A New Audio Uploading Tool for Crowdsourced Wiktionary Project in Odia Language

A home recording setup for the Kathabhidhana project for Wiktionary. Image via Subhashish Panigrahi from Wikimedia Commons. CC BY-SA 4.0

Wiktionary, Wikipedia's multilingual sister project, promises a great deal. At present, there are not many open-licensed audio recordings that you can hear or download — especially if your mother tongue is not one of the major languages. Wiktionary is already available in multiple languages and in addition to the definitions of the words, many phonetic notations — at least in terms of the International Phonetic Alphabet (IPA) — are available. Now, an Odia-language community project is helping to simplify the process of volunteer contributions to the Odia Wiktionary project.

Kathabhidhana, a community project led by Global Voices contributor and Odia Wikipedian Subhashish Panigrahi, is an open-source solution for recording large chunks of words. It then uploads them under open licenses so that they can be useful for projects like Wiktionary.

Odia, one of the state languages in India, is a Indo-Aryan language that is spoken mostly in eastern India by around 40 million native speakers. With over 5,000 years of literary heritage, it has been recognized as one of the oldest South Asian languages, and has been given the status of a classical language by the Indian government.

But thanks to the use of non-Unicode-based typing systems, the language's online presence is still lagging behind. To address these issues, a bunch of character encoding converters that change typed text to Unicode using various non-Unicode encoding systems, are incorporated in Odia Wikipedia; it now has more than 12,000 entries. The Odia Wiktionary, on the other hand, as a free, online-based and completely crowdsourced dictionary in the Odia language, is trying to bridge the gap.

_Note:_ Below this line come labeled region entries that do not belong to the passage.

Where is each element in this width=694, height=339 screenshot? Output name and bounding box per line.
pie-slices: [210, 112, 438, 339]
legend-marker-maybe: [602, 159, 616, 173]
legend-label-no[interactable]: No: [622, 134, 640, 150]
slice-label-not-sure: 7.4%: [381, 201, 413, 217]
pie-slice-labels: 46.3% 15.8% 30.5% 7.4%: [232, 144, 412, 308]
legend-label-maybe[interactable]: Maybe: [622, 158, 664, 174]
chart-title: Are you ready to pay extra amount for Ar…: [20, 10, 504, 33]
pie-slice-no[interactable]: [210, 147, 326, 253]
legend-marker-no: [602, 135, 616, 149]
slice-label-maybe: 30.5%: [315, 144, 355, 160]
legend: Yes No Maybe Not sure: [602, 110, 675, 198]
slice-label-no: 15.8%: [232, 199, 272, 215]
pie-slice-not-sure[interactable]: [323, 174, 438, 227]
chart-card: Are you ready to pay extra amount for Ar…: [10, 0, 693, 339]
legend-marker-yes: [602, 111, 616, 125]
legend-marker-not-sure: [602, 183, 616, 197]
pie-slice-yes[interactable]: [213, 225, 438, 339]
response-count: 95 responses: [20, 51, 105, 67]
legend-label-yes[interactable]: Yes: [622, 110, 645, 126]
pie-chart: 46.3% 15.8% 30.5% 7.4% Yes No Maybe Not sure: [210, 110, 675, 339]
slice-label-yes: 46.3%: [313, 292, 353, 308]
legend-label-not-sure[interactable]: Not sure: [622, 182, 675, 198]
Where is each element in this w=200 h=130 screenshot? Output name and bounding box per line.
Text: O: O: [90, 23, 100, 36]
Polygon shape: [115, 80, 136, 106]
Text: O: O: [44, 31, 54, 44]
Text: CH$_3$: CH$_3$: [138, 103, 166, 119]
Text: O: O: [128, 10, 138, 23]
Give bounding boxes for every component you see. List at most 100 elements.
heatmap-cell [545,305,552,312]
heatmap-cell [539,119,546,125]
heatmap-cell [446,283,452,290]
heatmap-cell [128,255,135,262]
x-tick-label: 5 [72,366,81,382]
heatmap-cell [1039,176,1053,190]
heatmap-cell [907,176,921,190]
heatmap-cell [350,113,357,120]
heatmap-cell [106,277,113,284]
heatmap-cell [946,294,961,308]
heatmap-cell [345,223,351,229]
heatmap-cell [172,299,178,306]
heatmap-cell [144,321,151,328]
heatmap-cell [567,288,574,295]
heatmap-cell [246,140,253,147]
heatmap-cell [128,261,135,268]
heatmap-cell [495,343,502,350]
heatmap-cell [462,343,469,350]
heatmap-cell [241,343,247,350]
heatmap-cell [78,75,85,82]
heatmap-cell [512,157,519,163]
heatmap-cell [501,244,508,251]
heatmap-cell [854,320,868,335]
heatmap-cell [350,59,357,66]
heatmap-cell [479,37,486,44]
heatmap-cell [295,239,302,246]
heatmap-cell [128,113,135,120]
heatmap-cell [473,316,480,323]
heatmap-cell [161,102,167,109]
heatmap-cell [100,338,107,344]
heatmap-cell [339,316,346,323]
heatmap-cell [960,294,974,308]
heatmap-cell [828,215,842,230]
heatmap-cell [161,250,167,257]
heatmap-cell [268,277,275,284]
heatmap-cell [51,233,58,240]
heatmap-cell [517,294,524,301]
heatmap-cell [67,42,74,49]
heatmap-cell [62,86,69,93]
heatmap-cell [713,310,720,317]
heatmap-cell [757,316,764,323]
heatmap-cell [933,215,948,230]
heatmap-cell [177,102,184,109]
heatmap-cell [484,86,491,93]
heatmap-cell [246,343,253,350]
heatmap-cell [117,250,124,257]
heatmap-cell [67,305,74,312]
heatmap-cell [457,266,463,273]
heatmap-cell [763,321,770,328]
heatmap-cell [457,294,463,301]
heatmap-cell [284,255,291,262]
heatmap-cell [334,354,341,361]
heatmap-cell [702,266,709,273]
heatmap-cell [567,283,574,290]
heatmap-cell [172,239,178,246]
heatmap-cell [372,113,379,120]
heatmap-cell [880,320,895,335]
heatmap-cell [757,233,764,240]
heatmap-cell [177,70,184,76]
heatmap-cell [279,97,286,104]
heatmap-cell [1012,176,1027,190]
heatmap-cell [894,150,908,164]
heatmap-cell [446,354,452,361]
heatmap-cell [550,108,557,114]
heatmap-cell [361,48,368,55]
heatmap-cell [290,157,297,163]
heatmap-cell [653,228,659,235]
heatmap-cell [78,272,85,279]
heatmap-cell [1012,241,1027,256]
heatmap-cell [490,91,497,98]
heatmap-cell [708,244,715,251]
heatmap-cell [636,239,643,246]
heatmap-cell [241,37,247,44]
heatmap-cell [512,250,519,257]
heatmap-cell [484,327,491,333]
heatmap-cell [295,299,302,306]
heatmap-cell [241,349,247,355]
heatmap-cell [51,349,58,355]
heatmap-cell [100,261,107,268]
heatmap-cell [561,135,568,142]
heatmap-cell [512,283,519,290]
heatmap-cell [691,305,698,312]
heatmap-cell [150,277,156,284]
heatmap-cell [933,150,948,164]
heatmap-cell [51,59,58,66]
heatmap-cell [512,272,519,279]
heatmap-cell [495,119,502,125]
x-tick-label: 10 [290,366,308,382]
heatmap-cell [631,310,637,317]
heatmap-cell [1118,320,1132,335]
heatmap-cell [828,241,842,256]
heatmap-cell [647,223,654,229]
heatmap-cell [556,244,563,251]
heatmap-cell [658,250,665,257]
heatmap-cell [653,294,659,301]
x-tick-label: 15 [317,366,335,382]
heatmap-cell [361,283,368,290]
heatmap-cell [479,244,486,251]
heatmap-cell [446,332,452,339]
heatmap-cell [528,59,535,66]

The project draws its inspiration largely from other open-source software created by Shrinivasan T, who used Python programming language to automate and simplify the process. He posted this tutorial on YouTube:

Panigrahi was inspired to do the Kathabhidhana project because the existing method was a cumbersome process: you have to pronounce and record a word, then export it in Ogg Vorbis format to your Wikimedia Commons account, which is a central repository of media files for all Wikimedia projects. Once uploaded, the entry is added to the Wiktionary project. Apart from manually recording pronunciation, there is also an open-source text-to-speech project called Dhvani that works for most Indian languages.

In contrast, having audio recordings of words in Wiktionary helps non-native speakers — as well as people with visual disabilities — listen to the pronunciation of different words. The word library can also be used for several Natural Language Processing projects, like building text-to-speech and speech-to-speech engines.

You can download a copy of Kathabhidhana and find all the audio recordings made using this software.